When Alex Carey plays video games, he often wonders about the people behind them and how they came up with their ideas.
This week, he’ll get a chance to find out.
The 17-year-old from Cumberland is in Washington state this week with his family, and he will spend a day touring Valve, a software company based in Bellevue.
“I’m so excited,” he said just days before his trip. “I’m absolutely just pumped to go now.”
Carey has spinal muscular atrophy, a life-threatening neuromuscular disorder for which there is no cure, and he is getting a chance to tour Valve and meet some of the company’s staff this Thursday through the B.C. and Yukon chapter of the Make-A-Wish Foundation.
“It’s definitely one of the things where the reasoning behind why you get to go is kind of, not depressing, but one of those bittersweet things — getting to go to this because of the other challenges in my life is kind of like forced compensation,” said Carey. “That’s me being pessimistic. The fact that we get opportunities like this is phenomenal. Without them, life would suck even more.”
Based in Bellevue, Valve is a highly-respected entertainment software and technology company that produces award-winning games, including Counter-Strike, Half-Life, Left 4 Dead, Portal, and Team Fortress. Valve also created Steam, an online platform for PC and Mac games with more than 30 million accounts worldwide.
“I really enjoy video games,” said Carey. “I really see them as kind of a developing art form. It’s a narrative story. It’s interactive; you’re able to experience things in a video game that you can’t in a book or a movie because of the interactive and reactive experience.”
Carey says Valve is up there in the top three when it comes to making video games.
“I’ve always really liked Valve games because they’re really story-drive and really quite compelling,” he said. “You’re always like, ‘This is so cool. How did they come up with it? What kind of mind comes up with the steps for it?'”
Carey and his family left Cumberland on Tuesday, and they were going to spend three days in Seattle and Bellevue.
They were going to tour the Valve offices on Thursday, and Carey was excited to see that his itinerary said that hands-on experiences were planned.
“If I get to see their new projects, I will be so happy,” he said.
Carey was most looking forward to meeting the people who work at Valve, such as co-founder Gabe Newell and Robin Walker, the lead designer of Team Fortress, which Carey says is probably his favourite Valve game.
He was excited to hear what they are doing next, and he was also looking forward to seeing the lobby of Valve.
“They have a machine gun turret in the lobby, and it tracks you when you go in,” he said. “I would go to Valve just to see the turret.
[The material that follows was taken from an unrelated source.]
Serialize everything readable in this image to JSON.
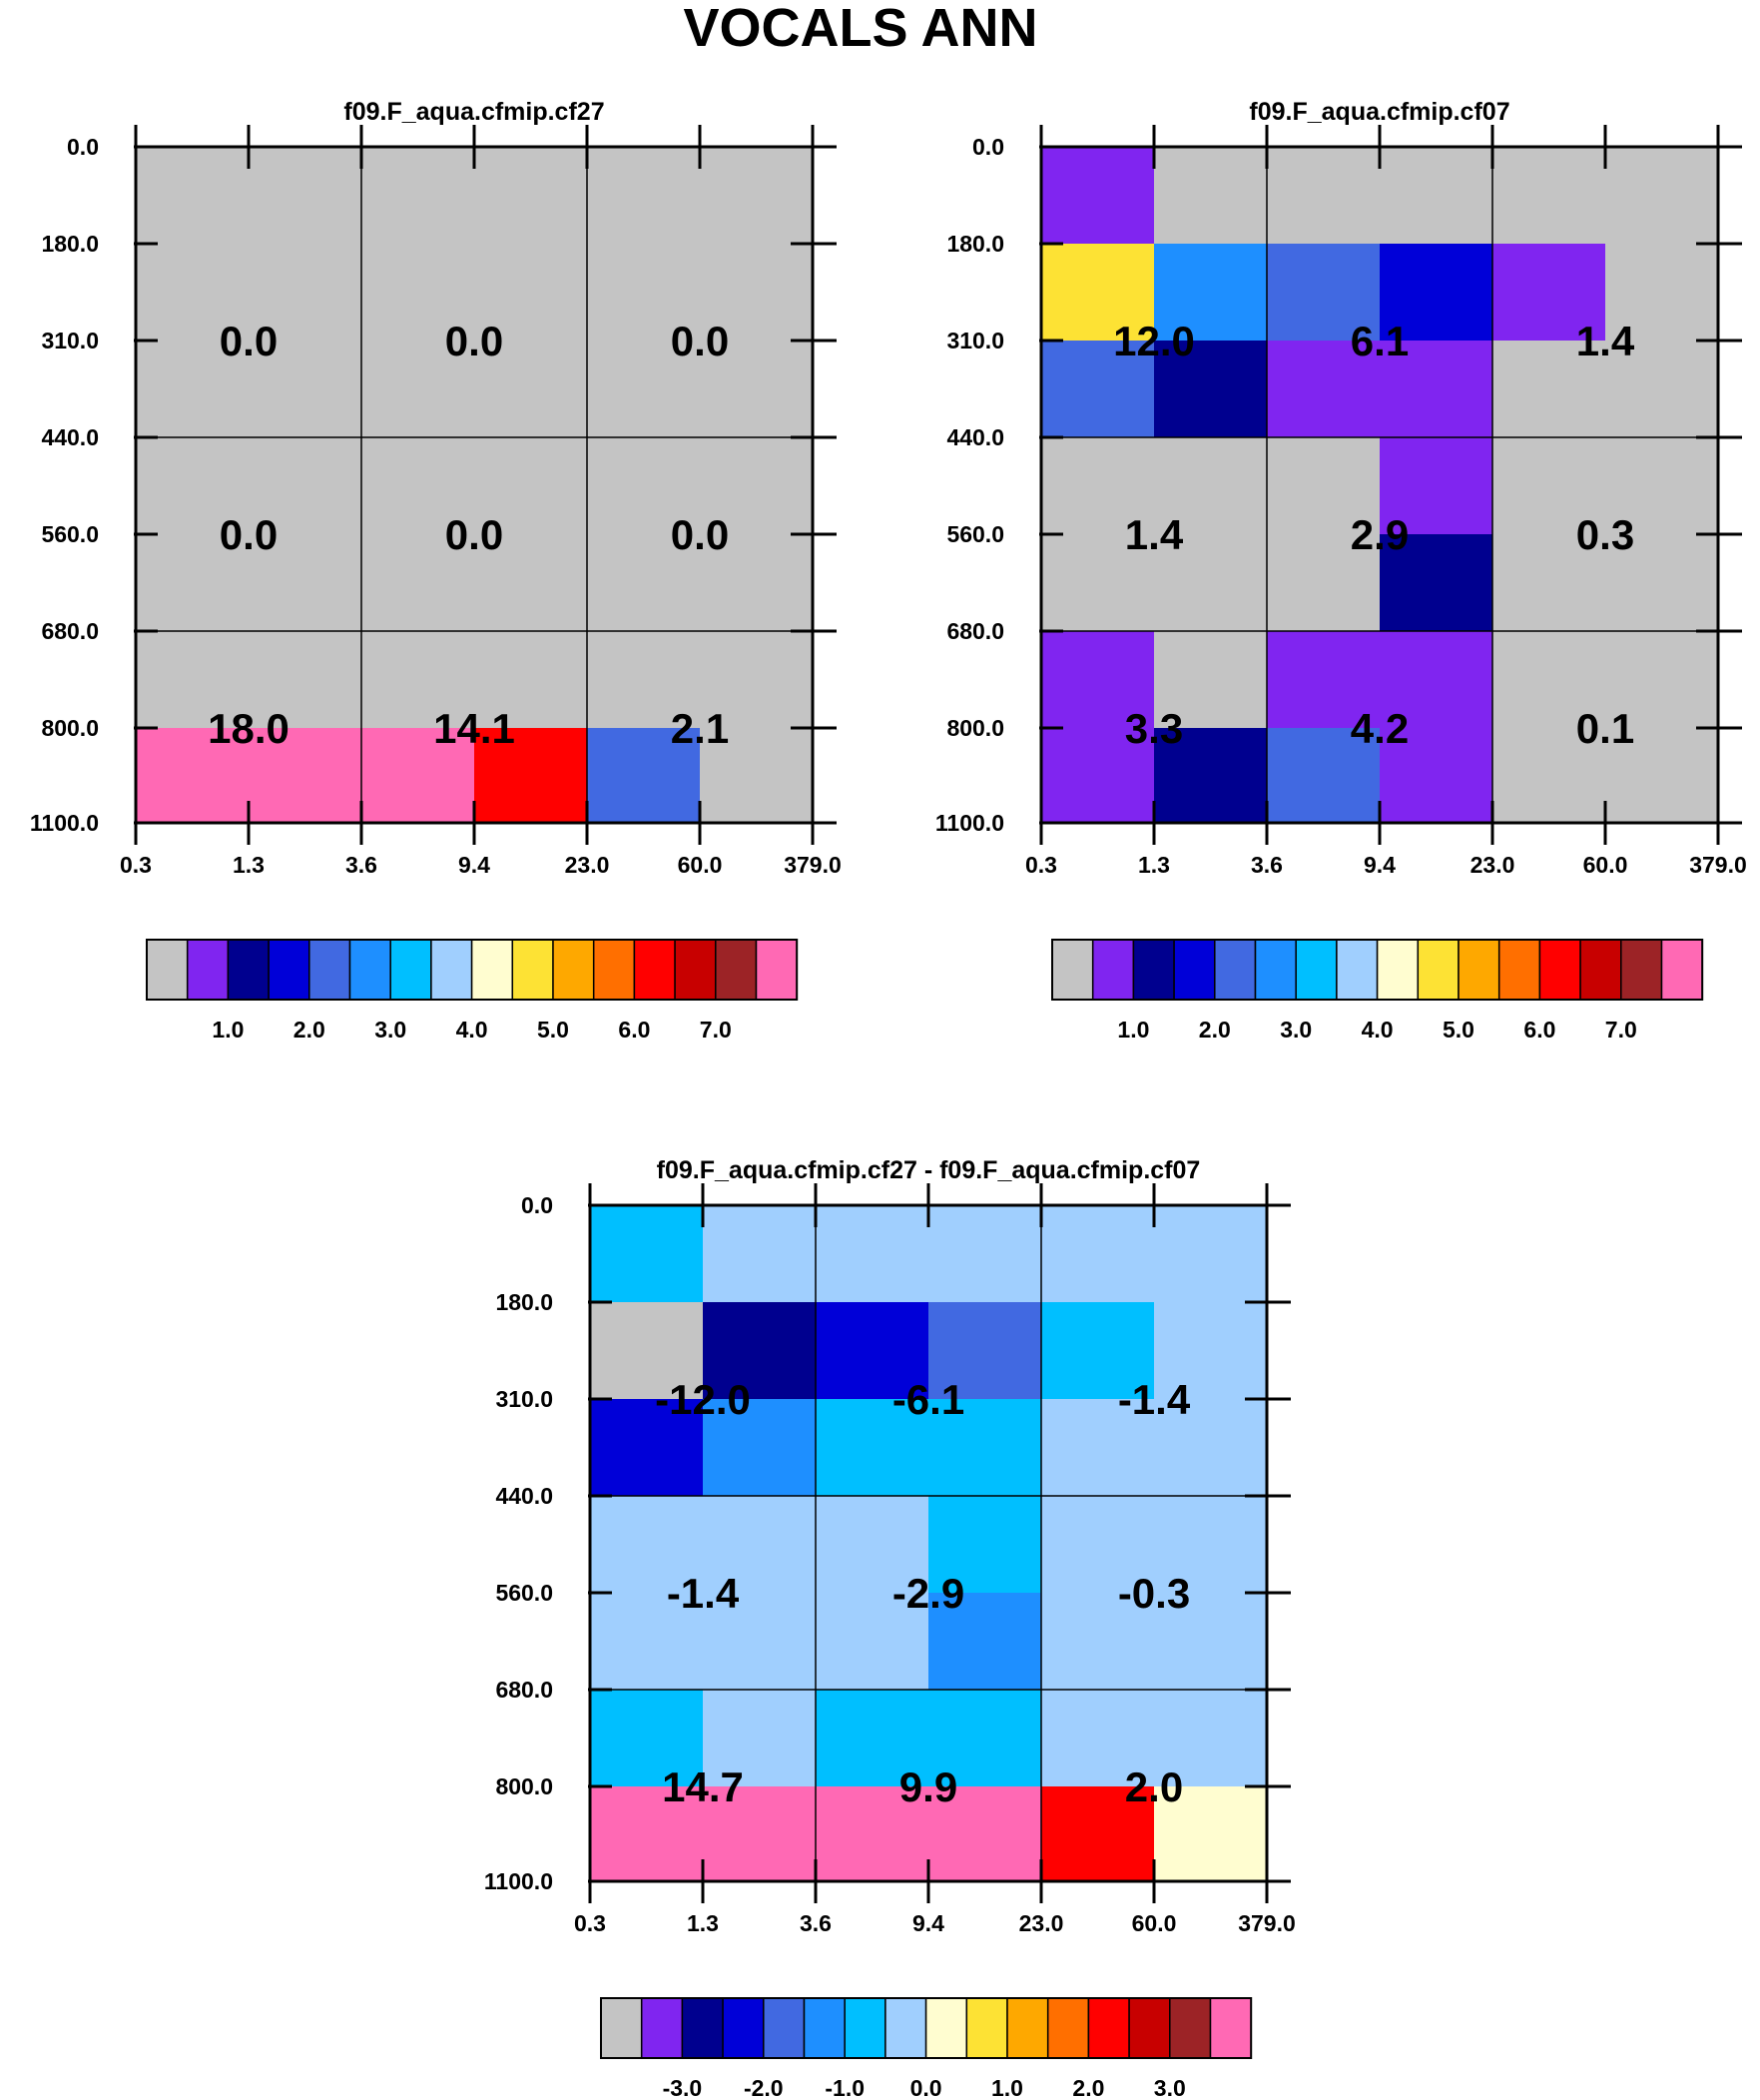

It’s pretty awesome.”
Laughing, Carey says he’s been interested in video games for “too long.”
His favourite Valve game is Team Fortress 2, a first-person, class-based online shooting game. He also likes Portal, a first-person puzzle game, and Half-Life 1 and 2.
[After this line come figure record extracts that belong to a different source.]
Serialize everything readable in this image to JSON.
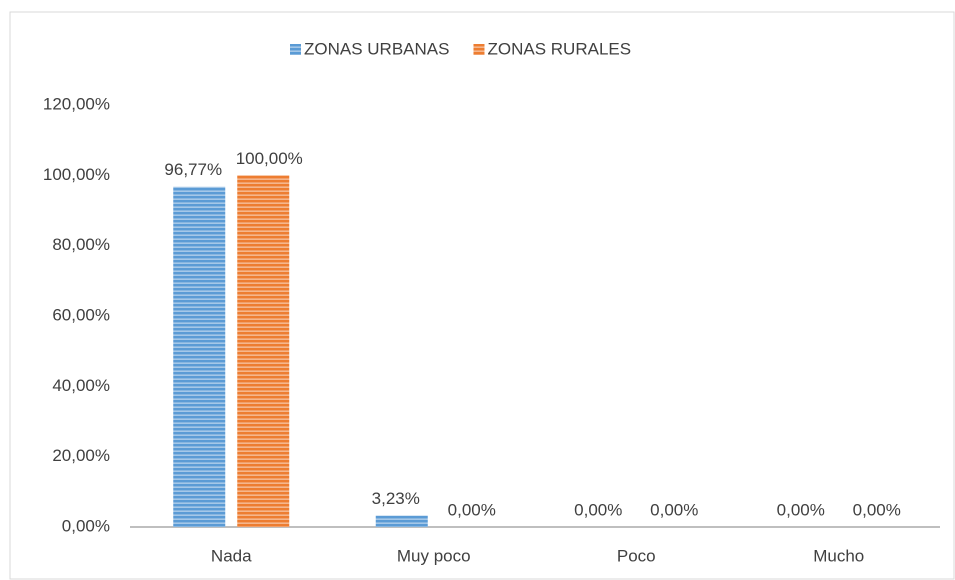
{
  "chart_data": {
    "type": "bar",
    "categories": [
      "Nada",
      "Muy poco",
      "Poco",
      "Mucho"
    ],
    "series": [
      {
        "name": "ZONAS URBANAS",
        "color": "#5b9bd5",
        "values": [
          96.77,
          3.23,
          0,
          0
        ],
        "value_labels": [
          "96,77%",
          "3,23%",
          "0,00%",
          "0,00%"
        ]
      },
      {
        "name": "ZONAS RURALES",
        "color": "#ed7d31",
        "values": [
          100,
          0,
          0,
          0
        ],
        "value_labels": [
          "100,00%",
          "0,00%",
          "0,00%",
          "0,00%"
        ]
      }
    ],
    "ylim": [
      0,
      120
    ],
    "yticks": [
      {
        "value": 0,
        "label": "0,00%"
      },
      {
        "value": 20,
        "label": "20,00%"
      },
      {
        "value": 40,
        "label": "40,00%"
      },
      {
        "value": 60,
        "label": "60,00%"
      },
      {
        "value": 80,
        "label": "80,00%"
      },
      {
        "value": 100,
        "label": "100,00%"
      },
      {
        "value": 120,
        "label": "120,00%"
      }
    ],
    "legend": "top"
  }
}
Carey is interested in pursuing a career in visual effects.
“Visual effects is more film and TV-oriented, but a lot of the skills are transferrable — it’s just how you apply them,” he said. “I am maybe more focused on visual effects for film and TV. Animation’s hard. Two-dimensional effects are a lot of fun.”
The Make-A-Wish Foundation grants the wishes of children with life-threatening medical conditions to enrich the human experience with hope, strength and joy.
The B.C. and Yukon chapter of the Make-A-Wish Foundation was formed in 1983 and was the first chapter formed outside of the United States. Since its inception, the B.C. chapter has made more than 1,400 wishes come true for children with life-threatening medical conditions.
This is the Make-A-Wish Foundation’s first request for a visit to Valve, and staff at the software company is thrilled to have the opportunity to grant Carey’s unique wish, according to the Make-A-Wish Foundation.